Origine et histoire du Musée
Le palais de la Porte-Dorée, construit par Albert Laprade pour l’Exposition coloniale de 1931, abritait initialement le Musée des Colonies, célébrant la diversité de l’empire français. Son bas-relief monumental d’Alfred Janniot et ses décors intérieurs (peintures, ferronneries d’Edgar Brandt ou Jean Prouvé) en faisaient un symbole architectural de la propagande coloniale.

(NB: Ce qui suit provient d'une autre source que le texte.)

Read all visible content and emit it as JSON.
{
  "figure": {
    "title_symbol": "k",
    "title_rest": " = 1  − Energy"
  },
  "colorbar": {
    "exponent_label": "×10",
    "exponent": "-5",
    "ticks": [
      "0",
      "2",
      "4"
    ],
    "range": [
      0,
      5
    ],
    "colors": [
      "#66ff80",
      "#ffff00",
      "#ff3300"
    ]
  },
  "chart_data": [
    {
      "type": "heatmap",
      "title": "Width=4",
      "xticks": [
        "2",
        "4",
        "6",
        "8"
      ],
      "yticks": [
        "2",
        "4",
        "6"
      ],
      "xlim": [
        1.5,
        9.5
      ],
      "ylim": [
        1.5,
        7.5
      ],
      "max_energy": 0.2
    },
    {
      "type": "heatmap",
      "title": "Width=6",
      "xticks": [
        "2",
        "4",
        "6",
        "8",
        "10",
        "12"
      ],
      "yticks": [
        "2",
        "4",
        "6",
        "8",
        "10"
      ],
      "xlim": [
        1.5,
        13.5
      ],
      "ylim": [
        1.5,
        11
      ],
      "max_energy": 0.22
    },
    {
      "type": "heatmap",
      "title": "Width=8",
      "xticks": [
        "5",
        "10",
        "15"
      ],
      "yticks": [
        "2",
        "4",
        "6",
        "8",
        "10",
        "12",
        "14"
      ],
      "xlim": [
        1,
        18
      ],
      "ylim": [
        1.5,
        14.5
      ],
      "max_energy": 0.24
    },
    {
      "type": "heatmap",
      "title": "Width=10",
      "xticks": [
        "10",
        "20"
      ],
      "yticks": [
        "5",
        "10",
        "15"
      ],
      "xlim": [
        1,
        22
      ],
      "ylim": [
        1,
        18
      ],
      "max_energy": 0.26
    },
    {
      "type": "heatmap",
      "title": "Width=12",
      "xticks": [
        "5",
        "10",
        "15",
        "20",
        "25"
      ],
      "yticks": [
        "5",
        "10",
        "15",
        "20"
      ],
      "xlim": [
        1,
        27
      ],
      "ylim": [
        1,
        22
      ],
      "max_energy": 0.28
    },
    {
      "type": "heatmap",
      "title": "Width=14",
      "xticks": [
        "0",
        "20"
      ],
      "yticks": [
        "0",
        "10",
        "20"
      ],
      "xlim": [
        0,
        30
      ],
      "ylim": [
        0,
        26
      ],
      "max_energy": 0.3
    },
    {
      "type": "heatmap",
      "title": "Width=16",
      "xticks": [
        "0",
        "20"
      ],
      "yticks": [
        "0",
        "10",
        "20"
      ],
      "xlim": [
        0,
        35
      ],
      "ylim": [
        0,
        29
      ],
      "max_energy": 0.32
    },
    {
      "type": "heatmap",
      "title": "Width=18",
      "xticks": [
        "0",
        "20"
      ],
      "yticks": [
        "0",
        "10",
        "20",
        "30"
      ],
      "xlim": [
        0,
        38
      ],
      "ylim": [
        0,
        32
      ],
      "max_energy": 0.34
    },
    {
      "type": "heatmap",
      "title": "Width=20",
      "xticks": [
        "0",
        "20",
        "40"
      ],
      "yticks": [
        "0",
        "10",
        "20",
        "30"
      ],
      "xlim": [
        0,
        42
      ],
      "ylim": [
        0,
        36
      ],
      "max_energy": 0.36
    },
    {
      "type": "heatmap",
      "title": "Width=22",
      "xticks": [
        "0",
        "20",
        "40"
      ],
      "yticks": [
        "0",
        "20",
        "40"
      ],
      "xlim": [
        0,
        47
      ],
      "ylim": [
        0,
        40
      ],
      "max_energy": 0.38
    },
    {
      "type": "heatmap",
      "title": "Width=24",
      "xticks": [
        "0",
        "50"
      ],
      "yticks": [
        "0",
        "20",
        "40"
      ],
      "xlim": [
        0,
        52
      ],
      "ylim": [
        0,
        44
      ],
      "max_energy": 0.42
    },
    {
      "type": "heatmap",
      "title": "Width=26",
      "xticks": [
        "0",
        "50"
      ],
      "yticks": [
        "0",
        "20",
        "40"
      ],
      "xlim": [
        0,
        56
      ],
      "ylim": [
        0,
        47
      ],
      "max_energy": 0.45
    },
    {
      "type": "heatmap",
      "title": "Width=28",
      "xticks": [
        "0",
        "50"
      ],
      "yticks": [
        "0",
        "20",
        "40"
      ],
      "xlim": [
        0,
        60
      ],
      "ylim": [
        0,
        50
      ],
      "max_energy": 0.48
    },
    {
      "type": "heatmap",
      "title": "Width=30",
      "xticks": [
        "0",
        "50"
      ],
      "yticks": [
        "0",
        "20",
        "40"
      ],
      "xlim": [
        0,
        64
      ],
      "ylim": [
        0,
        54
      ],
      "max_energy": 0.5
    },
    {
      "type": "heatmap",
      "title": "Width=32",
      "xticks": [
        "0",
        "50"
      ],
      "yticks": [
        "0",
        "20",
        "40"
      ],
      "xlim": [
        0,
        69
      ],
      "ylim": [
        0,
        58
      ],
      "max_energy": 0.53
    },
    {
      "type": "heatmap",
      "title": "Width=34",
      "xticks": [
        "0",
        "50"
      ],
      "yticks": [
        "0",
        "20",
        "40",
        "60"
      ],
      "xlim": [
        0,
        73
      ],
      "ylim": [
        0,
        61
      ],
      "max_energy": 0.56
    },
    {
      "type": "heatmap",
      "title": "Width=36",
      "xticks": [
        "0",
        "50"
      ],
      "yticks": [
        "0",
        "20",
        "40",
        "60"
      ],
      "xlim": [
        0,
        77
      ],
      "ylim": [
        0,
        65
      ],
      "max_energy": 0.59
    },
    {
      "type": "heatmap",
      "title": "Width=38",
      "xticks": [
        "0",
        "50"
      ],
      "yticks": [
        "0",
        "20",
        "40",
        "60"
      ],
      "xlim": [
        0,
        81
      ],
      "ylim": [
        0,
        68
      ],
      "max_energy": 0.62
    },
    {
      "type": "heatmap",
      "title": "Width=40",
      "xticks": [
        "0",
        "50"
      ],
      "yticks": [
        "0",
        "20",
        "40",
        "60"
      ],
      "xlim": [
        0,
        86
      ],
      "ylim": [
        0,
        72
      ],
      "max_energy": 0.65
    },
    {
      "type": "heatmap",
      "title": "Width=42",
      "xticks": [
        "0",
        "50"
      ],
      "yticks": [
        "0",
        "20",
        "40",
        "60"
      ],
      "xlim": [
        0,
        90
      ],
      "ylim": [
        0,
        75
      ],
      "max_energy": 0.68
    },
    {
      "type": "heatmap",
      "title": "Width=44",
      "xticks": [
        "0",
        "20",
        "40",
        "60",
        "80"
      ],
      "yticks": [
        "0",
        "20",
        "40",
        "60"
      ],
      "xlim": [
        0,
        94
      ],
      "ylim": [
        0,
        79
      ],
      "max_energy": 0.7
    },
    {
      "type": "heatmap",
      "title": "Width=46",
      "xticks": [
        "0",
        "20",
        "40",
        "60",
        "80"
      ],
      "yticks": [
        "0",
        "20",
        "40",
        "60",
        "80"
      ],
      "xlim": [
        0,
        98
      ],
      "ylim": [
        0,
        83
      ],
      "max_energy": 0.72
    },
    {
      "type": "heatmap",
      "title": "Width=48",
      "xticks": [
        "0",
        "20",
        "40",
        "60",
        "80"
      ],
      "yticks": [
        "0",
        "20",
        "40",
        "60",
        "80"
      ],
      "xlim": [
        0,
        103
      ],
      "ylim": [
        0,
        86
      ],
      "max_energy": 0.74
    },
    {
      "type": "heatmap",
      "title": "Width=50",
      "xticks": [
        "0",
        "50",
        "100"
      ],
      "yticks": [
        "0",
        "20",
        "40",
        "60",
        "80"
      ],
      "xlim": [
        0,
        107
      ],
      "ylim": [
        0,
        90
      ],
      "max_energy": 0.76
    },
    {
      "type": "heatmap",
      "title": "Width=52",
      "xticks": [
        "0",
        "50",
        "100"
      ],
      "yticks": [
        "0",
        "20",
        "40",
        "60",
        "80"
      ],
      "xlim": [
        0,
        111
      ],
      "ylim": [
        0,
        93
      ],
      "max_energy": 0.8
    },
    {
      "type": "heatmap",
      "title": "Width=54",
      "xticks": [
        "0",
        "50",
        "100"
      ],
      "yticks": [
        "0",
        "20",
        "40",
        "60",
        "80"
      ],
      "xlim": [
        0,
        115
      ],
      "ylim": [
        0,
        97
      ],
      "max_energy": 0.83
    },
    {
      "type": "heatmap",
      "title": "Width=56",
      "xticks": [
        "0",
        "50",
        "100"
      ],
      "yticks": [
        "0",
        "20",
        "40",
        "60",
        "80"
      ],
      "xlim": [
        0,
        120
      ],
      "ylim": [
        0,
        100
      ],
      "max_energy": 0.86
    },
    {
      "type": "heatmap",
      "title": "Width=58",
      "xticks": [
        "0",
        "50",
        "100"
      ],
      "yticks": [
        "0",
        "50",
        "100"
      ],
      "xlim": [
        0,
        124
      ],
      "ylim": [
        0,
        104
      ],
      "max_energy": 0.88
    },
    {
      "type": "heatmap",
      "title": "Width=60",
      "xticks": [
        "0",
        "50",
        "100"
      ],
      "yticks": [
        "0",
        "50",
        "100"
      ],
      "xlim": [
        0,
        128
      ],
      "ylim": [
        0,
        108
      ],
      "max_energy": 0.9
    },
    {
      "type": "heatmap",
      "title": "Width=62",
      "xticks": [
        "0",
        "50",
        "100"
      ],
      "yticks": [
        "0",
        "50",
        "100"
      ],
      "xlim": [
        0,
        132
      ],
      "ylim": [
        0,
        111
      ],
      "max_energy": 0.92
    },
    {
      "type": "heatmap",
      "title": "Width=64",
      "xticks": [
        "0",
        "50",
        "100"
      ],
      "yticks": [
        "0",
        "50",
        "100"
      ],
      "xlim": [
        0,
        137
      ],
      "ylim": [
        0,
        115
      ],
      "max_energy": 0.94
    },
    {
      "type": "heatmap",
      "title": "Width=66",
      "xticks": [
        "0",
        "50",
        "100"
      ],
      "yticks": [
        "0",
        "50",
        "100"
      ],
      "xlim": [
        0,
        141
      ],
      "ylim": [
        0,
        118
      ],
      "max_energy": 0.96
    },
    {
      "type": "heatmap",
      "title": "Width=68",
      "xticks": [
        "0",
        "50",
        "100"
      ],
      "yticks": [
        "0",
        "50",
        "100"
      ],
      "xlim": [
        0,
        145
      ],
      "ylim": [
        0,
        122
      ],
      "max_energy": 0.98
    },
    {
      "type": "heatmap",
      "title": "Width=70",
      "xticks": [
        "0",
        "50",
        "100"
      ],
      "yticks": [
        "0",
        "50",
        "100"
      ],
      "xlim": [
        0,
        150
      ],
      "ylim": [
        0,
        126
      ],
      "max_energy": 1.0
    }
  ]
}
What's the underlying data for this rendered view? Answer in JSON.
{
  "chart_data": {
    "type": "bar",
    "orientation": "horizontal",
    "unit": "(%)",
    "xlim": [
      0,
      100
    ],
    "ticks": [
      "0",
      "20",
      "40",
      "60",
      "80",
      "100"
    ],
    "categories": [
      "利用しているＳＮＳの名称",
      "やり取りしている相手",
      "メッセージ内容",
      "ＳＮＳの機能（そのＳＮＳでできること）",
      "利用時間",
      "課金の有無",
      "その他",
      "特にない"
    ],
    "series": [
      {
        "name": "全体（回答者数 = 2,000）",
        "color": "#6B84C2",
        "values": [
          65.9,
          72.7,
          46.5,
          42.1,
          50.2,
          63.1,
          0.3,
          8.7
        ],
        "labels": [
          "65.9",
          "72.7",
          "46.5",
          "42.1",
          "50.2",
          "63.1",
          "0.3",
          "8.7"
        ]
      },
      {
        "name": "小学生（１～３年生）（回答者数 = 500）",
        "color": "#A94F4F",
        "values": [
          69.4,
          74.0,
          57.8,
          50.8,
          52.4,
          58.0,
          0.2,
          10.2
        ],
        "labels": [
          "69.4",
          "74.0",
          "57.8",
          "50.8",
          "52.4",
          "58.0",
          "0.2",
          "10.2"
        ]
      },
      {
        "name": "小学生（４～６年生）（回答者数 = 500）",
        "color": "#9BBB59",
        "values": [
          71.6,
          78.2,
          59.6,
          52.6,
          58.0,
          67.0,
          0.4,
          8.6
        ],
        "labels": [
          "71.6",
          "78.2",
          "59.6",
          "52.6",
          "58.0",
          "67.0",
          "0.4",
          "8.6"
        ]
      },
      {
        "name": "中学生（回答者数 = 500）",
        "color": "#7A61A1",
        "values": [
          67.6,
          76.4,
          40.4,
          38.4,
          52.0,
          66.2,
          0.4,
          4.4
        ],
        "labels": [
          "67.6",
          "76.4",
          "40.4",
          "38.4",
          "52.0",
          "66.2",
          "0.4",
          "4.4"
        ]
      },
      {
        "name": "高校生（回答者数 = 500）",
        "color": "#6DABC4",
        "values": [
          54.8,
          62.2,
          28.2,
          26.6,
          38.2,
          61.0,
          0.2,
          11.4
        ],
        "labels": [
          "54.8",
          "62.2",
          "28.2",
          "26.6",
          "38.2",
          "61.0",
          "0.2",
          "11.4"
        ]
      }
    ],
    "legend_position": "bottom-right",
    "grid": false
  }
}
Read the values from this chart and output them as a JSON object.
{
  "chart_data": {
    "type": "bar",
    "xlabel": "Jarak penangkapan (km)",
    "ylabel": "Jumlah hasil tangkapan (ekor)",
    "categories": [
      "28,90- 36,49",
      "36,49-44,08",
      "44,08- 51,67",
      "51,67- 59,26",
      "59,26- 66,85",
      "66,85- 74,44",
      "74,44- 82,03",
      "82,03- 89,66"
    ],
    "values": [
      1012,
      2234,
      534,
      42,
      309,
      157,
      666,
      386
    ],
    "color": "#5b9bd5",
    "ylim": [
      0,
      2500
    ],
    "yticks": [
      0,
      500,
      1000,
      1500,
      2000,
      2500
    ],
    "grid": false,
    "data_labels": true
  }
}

L’aquarium tropical, vestige de cette époque, témoigne de sa vocation première : montrer les richesses naturelles et culturelles des territoires outre-mer.
Transformé en Musée des Arts africains et océaniens (1960-2003), le lieu perd sa fonction coloniale au profit d’une approche artistique. La création du musée du quai Branly en 2006 entraîne le transfert de ses collections, laissant le palais sans affectation claire. En 2004, Jean-Pierre Raffarin y installe la Cité nationale de l’histoire de l’immigration, projet porté depuis 1992 par des historiens comme Gérard Noiriel. Inauguré en 2007, le musée explore les parcours migratoires via des expositions permanentes (Repères), des archives participatives et des œuvres contemporaines.
Le projet, controversé (démission de huit historiens en 2007 face au ministère de l’Identité nationale), s’impose progressivement comme un acteur culturel majeur. Avec 150 000 visiteurs en 2015, il mise sur une programmation pluridisciplinaire (cinéma, conférences) et une médiathèque pour sensibiliser aux enjeux de l’intégration. L’architecte Patrick Bouchain a préservé l’intégrité du bâtiment classé (façades, salons Art déco), tout en modernisant les espaces pour accueillir des publics variés, dont 50 % de scolaires.
L’exposition permanente, structurée en thèmes (Terre d’accueil, Au travail), croisant objets historiques (truelle de maçon, veste de cuisinier) et créations artistiques (Barthélémy Toguo, Zineb Sedira), vise à déconstruire les préjugés. La galerie des dons, où chaque visiteur peut contribuer, illustre cette démarche participative. Malgré des critiques initiales (budget, fréquentation), le musée, officiellement inauguré en 2014 par François Hollande, s’affirme comme un lieu de mémoire et de débat, complété par un aquarium toujours en activité.
Le palais, chef-d’œuvre de l’Art déco colonial, incarne aujourd’hui une réappropriation symbolique : d’un outil de propagande à un espace de reconnaissance des apports migratoires. Les polémiques, comme l’affiche sur Louis XIV en 2023, révèlent les tensions persistantes autour des récits nationaux. Avec un budget de 7 millions d’euros et 20 millions investis dans sa rénovation, l’établissement public (depuis 2012) concilie préservation patrimoniale et innovation muséographique, tout en gérant les héritages complexes de son architecture.